Ecco la classifica 2026 degli stipendi dei piloti di Formula 1 (valori in milioni di dollari).
| Pilota | Scuderia | Stipendio |
|---|---|---|
| Max Verstappen | Red Bull | $ 70.000.000 |
| Lewis Hamilton | Ferrari | $ 60.000.000 |
| Charles Leclerc | Ferrari | $ 34.000.000 |
| George Russell | Mercedes | $ 34.000.000 |
| Lando Norris | McLaren | $ 30.000.000 |
| Fernando Alonso | Aston Martin | $ 20.000.000 |
| Carlos Sainz | Williams | $ 13.000.000 |
| Oscar Piastri | McLaren | $ 13.000.000 |
| Pierre Gasly | Alpine | $ 12.000.000 |
| Alexander Albon | Williams | $ 12.000.000 |
| Lance Stroll | Aston Martin | $ 12.000.000 |
| Sergio Pérez | Cadillac | $ 8.000.000 |
| Nico Hulkenberg | Audi | $ 7.000.000 |
| Esteban Ocon | Haas | $ 7.000.000 |
| Isack Hadjar | Red Bull | $ 5.000.000 |
| Valtteri Bottas | Cadillac | $ 5.000.000 |
| Gabriel Bortoleto | Audi | $ 2.000.000 |
| Kimi Antonelli | Mercedes | $ 2.000.000 |
| Oliver Bearman | Haas | $ 1.000.000 |
| Liam Lawson | Racing Bulls | $ 1.000.000 |
| Franco Colapinto | Alpine | $ 500.000 - 1.000.000 |
| Arvid Lindblad | Racing Bulls | $ 500.000 - 1.000.000 |
Fonte RacingNews365
Grazie al contratto in essere fino al 2028, Max Verstappen continua a guidare la classifica degli stipendi in Formula 1. Alle sue spalle Lewis Hamilton resta tra i più pagati del circus, anche considerando che al compenso base vanno sommati bonus e accordi di sponsorizzazione personali che possono far lievitare sensibilmente i suoi introiti complessivi. In terza posizione, invece, troviamo l’altro ferrarista Charles Leclerc.
leggi anche
Quanto guadagna un meccanico di Formula 1?
Quanto guadagna chi vince la F1
La Formula 1 oltre a garantire ingaggi milionari ai piloti mette in palio anche un ricco montepremi destinato però esclusivamente alle scuderie, chiamate a sostenere costi enormi tra sviluppo tecnico, personale e logistica.
Spesso si pensa che il campione del mondo incassi direttamente un assegno dalla F1, ma non è così: il fondo viene distribuito ai team in base alla posizione nella classifica costruttori, secondo quanto stabilito dagli accordi commerciali che regolano il campionato.

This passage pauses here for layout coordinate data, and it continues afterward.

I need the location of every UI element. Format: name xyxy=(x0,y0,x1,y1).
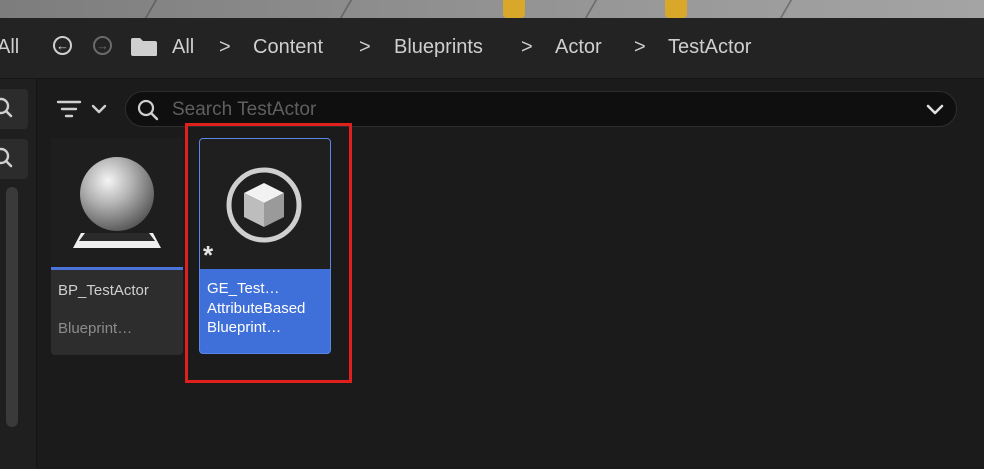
viewport-yellow-object xyxy=(665,0,687,18)
search-icon xyxy=(0,97,13,118)
breadcrumb-separator[interactable]: > xyxy=(521,35,533,59)
breadcrumb: All ← → All > Content > Blueprints > Act… xyxy=(0,18,984,79)
viewport-grid-line xyxy=(339,0,353,18)
asset-type: Blueprint… xyxy=(58,320,133,337)
viewport-grid-line xyxy=(144,0,158,18)
asset-type-color-bar xyxy=(51,267,183,270)
breadcrumb-item-actor[interactable]: Actor xyxy=(555,35,602,59)
asset-tile-bp-testactor[interactable]: BP_TestActor Blueprint… xyxy=(51,138,183,355)
search-bar[interactable] xyxy=(125,91,957,127)
breadcrumb-separator[interactable]: > xyxy=(634,35,646,59)
asset-view: BP_TestActor Blueprint… * GE_Test… Attri… xyxy=(37,79,984,469)
viewport-grid-line xyxy=(779,0,793,18)
sources-all-button[interactable]: All xyxy=(0,35,19,59)
search-sources-button[interactable] xyxy=(0,89,28,129)
viewport-strip xyxy=(0,0,984,18)
breadcrumb-separator[interactable]: > xyxy=(219,35,231,59)
breadcrumb-item-blueprints[interactable]: Blueprints xyxy=(394,35,483,59)
search-icon xyxy=(0,147,13,168)
back-arrow-icon[interactable]: ← xyxy=(53,36,72,55)
search-collections-button[interactable] xyxy=(0,139,28,179)
annotation-highlight-box xyxy=(185,123,352,383)
filter-button[interactable] xyxy=(55,93,113,125)
asset-name: BP_TestActor xyxy=(58,282,149,299)
folder-icon xyxy=(131,38,157,56)
breadcrumb-item-testactor[interactable]: TestActor xyxy=(668,35,751,59)
viewport-yellow-object xyxy=(503,0,525,18)
breadcrumb-item-all[interactable]: All xyxy=(172,35,194,59)
breadcrumb-separator[interactable]: > xyxy=(359,35,371,59)
search-input[interactable] xyxy=(170,96,914,124)
asset-thumbnail xyxy=(51,138,183,267)
chevron-down-icon[interactable] xyxy=(924,100,946,120)
search-icon xyxy=(137,99,159,121)
breadcrumb-item-content[interactable]: Content xyxy=(253,35,323,59)
viewport-grid-line xyxy=(584,0,598,18)
forward-arrow-icon[interactable]: → xyxy=(93,36,112,55)
sources-panel xyxy=(0,79,37,469)
sources-scrollbar[interactable] xyxy=(6,187,18,427)
sphere-icon xyxy=(73,157,161,248)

Negli scorsi mondiali il fondo complessivo destinato alle squadre è stato stimato in circa 1,266 miliardi di dollari. In base alle stime correnti, la ripartizione segue uno schema di questo tipo:
- Primo posto - 140 milioni
- Secondo posto - 131 milioni
- Terzo posto - 122 milioni
- Quarto posto - 113 milioni
- Quinto posto - 104 milioni
- Sesto posto - 95 milioni
- Settimo posto - 87 milioni
- Ottavo posto - 78 milioni
- Nono posto - 69 milioni
- Decimo posto - 60 milioni
La scuderia che conquista il mondiale costruttori riceve così circa il 14% del montepremi totale, mentre la decima classificata si ferma intorno al 6%. Non esiste invece un premio diretto della F1 destinato al pilota campione del mondo: eventuali guadagni extra dipendono esclusivamente da bonus previsti nei contratti individuali.
Proprio i contratti possono fare la differenza: vittorie, podi e soprattutto il titolo mondiale attivano premi aggiuntivi che, per i top driver, possono valere diversi milioni di dollari. A questo si aggiungono sponsor personali, diritti d’immagine e accordi commerciali che rendono il successo sportivo un moltiplicatore economico fondamentale per la carriera di un pilota.